EAMC's current hospitalization count sits at 41, down from a pandemic peak of 62 on July 22. The count hovered above 50 cases the second half of July before dropping to 34 last week. Lee County's current confirmed case count stands at 2,724, with 338 cases coming in the last 14 days. Deaths attributed to Covid-19 have also increased to 47, with four more deaths pending confirmation. Currently, 10 patients are on ventilators at EAMC and EAMC-Lanier.
The state of Alabama also passed a grim milestone on Wednesday, with the confirmed case count passing 100,000 and Covid-19 deaths reaching 1,814.
The uptick in hospitalizations at EAMC and EAMC-Lanier this week is nothing to be alarmed about at this point, said EAMC Marketing Director John Atkinson.
"This is with us to stay for awhile," said Laura Grill, president and CEO at EAMC, during a Chamber of Commerce virtual meeting on Tuesday.
Dr. Ricardo Maldonado, infectious disease specialist at EAMC, bemoaned the politicization of Covid-19, saying it has been difficult to deal with.
"The politicization of topic, to me, has been very hard for us because basically we're fighting two battles," he said. "We've learned a lot about this virus in the past eight months. However, we're still learning. You have to understand something — when we talk about the flu, we have studied the flu for decades ....We're eight months in, and we're still learning. We're working really, really hard to learn about this virus. It is very difficult. We have learned a lot, and there's a lot more to learn.
"Covid-19 is unlike anything we've ever seen."

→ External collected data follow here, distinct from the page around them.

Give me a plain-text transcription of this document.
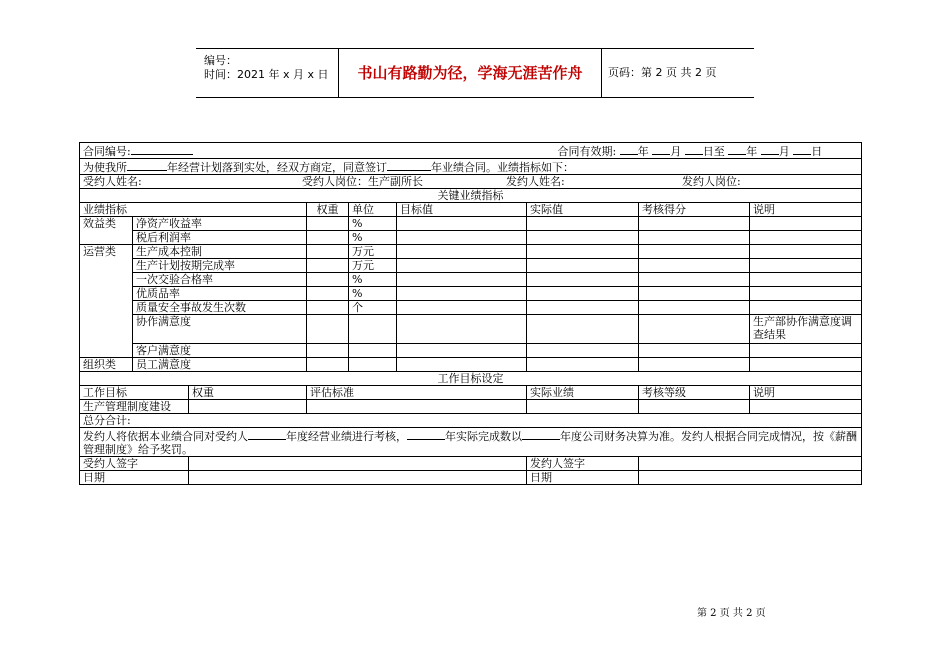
编号：
时间：2021 年 x 月 x 日	书山有路勤为径，学海无涯苦作舟	页码：第 2 页 共 2 页
合同编号: 合同有效期: 年 月 日至 年 月 日								

为使我所 年经营计划落到实处，经双方商定，同意签订 年业绩合同。业绩指标如下：								
受约人姓名: 受约人岗位：生产副所长 发约人姓名: 发约人岗位:								

关键业绩指标								
业绩指标			权重	单位	目标值	实际值	考核得分	说明
效益类	净资产收益率			%				
	税后利润率			%				
运营类	生产成本控制			万元				
	生产计划按期完成率			万元				
	一次交验合格率			%				
	优质品率			%				
	质量安全事故发生次数			个				
	协作满意度							生产部协作满意度调查结果

	客户满意度							
组织类	员工满意度							
工作目标设定								
工作目标		权重	评估标准			实际业绩	考核等级	说明
生产管理制度建设								
总分合计:								
发约人将依据本业绩合同对受约人 年度经营业绩进行考核， 年实际完成数以 年度公司财务决算为准。发约人根据合同完成情况，按《薪酬管理制度》给予奖罚。								
受约人签字						发约人签字		
日期						日期		
第 2 页 共 2 页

One of the politicized topics with Covid-19 has been the wearing of masks to combat transmission, fueled in part by inconsistent statements from the World Health Organization and Centers for Disease Control and Prevention earlier in the pandemic and by politicians and activists touting mask mandates as a threat to personal liberty.
Brooke Bailey, infection prevention director at EAMC, had a simple message for those who doubt the efficacy of wearing a face covering — "Masks work."
Bailey noted that EAMC instituted a mask mandate in the hospital for all employees and visitors early on in the pandemic.
"We quickly saw how the transmission decreased," she said. "Our health care workers weren't getting sick.
"We continue to see as the number of ... staff that were taking care of our patients in our ICU, where they were the sickest of the sickest, and our staff were not getting sick, and it was because we were doing those infection control measures like wearing a mask and washing our hands and cleaning surface areas."
All face coverings may not be created equal, though. A study published last week in the peer-reviewed journal Science Advances evaluated the efficacy of masks in reducing the transmission of respiratory droplets during regular speech by using an optical measurement. It found that cotton masks approach the effectiveness of surgical masks in reducing the droplet count, while bandanas are less effective and neck fleeces, or gaiters, may be possibly worse than not wearing a mask at all because it breaks droplets into smaller particles that stay airborne longer.